At this time last April, Hawaii tourism would have been hurtling toward 900,000 visitors.
But Hawaii tourism has collapsed since COVID-19 started spreading and the state implemented emergency orders designed to collapse tourism to conserve local services.
As of Friday, only 3,762 visitors, which represent a mix of leisure and essential travelers, have come into the state over the last 30 days.
The Hawaii Tourism Authority reported today that 467 trans-Pacific passengers arrived on Friday, including 118 visitors and 155 residents. The count also included 92 airline crew members, 45 transit passengers who are catching other flights and 57 intended new residents for Oahu.

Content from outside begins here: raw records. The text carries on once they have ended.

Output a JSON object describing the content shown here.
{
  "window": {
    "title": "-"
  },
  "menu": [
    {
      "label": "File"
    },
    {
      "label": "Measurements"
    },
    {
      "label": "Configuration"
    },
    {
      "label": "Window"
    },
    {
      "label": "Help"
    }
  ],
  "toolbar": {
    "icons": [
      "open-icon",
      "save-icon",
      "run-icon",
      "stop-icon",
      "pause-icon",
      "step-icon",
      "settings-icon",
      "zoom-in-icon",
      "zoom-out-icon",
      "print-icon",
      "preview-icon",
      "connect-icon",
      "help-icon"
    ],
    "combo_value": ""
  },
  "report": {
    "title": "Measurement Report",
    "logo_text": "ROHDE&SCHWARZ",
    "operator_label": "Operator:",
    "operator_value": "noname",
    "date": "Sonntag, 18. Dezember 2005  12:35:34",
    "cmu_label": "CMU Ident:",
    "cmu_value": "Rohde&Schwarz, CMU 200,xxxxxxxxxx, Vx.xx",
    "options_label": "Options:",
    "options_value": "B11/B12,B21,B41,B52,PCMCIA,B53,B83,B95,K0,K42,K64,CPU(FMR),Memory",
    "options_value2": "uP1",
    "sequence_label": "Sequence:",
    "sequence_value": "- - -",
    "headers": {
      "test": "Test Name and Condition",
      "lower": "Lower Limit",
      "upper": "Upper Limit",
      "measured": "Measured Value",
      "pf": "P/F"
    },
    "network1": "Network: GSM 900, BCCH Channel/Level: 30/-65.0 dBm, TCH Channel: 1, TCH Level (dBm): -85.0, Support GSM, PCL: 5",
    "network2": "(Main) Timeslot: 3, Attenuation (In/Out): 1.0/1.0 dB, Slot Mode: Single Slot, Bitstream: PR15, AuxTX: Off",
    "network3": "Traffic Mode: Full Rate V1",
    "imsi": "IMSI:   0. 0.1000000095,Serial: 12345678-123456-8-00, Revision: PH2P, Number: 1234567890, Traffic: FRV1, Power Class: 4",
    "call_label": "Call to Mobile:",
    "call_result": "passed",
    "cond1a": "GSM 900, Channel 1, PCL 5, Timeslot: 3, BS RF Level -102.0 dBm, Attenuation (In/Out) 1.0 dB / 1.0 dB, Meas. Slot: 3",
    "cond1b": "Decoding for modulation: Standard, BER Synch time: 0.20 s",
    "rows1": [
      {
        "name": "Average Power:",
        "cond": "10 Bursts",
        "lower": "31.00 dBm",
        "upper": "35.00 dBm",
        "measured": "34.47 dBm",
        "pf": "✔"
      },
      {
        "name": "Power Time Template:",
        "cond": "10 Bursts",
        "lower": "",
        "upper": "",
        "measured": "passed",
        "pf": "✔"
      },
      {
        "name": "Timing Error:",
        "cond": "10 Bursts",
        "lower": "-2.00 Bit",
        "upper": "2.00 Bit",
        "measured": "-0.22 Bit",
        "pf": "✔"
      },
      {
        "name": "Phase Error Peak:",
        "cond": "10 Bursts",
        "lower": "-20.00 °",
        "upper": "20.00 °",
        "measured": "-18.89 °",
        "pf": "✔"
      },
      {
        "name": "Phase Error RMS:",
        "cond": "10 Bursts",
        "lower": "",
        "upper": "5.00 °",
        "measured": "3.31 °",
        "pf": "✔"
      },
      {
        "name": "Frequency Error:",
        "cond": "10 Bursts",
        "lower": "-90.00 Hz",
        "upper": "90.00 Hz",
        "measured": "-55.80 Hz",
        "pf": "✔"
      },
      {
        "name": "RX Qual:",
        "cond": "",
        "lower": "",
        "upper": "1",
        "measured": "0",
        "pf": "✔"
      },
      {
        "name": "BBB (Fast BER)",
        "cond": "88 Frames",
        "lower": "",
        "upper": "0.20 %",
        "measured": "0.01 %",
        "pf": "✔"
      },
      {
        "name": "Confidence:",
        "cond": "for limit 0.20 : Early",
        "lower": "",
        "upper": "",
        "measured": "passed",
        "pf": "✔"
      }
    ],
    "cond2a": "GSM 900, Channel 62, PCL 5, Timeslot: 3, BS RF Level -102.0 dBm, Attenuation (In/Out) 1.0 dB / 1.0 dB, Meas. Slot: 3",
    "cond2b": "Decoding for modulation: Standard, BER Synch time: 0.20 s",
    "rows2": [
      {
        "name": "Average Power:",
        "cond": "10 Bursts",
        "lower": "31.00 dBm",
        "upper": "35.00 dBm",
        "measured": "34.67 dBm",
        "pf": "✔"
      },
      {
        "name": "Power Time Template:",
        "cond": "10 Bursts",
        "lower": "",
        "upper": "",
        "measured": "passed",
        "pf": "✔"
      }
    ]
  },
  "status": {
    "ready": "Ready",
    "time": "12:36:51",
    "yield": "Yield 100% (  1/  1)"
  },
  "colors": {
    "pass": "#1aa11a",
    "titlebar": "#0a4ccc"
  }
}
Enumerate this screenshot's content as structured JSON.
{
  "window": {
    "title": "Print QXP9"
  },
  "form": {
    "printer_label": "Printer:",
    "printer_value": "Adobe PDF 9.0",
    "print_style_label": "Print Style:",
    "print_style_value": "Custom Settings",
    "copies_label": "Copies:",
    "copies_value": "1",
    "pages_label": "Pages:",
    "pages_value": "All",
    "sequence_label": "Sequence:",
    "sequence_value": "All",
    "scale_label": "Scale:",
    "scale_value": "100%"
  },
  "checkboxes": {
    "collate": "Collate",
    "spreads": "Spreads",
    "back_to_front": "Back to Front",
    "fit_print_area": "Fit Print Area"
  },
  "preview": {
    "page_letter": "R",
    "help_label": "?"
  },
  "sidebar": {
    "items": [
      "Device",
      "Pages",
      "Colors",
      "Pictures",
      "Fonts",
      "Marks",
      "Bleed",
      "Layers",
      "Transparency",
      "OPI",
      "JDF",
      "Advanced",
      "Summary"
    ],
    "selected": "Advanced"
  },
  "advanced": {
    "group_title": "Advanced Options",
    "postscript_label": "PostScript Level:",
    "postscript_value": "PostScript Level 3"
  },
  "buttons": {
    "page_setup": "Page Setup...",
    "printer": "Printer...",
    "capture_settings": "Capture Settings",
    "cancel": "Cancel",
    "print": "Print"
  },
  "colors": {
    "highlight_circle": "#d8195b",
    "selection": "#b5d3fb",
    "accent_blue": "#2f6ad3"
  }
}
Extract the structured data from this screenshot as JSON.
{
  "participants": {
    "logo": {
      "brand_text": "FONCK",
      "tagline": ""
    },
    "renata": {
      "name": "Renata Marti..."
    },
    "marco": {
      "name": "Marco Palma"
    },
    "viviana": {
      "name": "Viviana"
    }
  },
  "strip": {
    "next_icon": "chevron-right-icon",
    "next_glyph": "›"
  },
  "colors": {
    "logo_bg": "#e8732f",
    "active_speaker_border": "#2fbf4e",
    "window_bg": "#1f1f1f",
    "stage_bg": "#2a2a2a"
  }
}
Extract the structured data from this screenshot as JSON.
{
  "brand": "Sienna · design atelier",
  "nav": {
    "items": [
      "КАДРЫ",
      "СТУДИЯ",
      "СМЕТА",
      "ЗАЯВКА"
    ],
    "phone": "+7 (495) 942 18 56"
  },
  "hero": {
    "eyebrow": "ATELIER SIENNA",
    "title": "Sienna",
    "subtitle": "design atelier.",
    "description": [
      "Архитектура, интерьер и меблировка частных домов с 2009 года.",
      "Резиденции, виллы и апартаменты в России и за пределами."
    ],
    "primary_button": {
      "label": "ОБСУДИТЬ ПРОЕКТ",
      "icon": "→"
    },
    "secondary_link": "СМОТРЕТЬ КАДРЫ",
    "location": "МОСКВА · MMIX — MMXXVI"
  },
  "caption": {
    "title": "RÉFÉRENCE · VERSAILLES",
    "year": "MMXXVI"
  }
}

Hawaii residents were the largest category comprising 33% of the total. Visitors, which made up 25% of the traffic, included everyone with an out-of-state ID who plans to leave Hawaii after a period of time. Intended residents are those with out-of-state IDs who say they plan to stay here. The intended residents category might include military personnel, college students, people moving to Hawaii to live with their families, and homeless individuals.
On March 26, Hawaii became the country’s first state to implement a mandatory 14-day self-quarantine order for incoming travelers, which was extended to interisland travelers on April 1.
In the 30 days since the quarantine began, visitors by air have averaged about 125 a day.
In April 2019, 856,250 visitors came to Hawaii.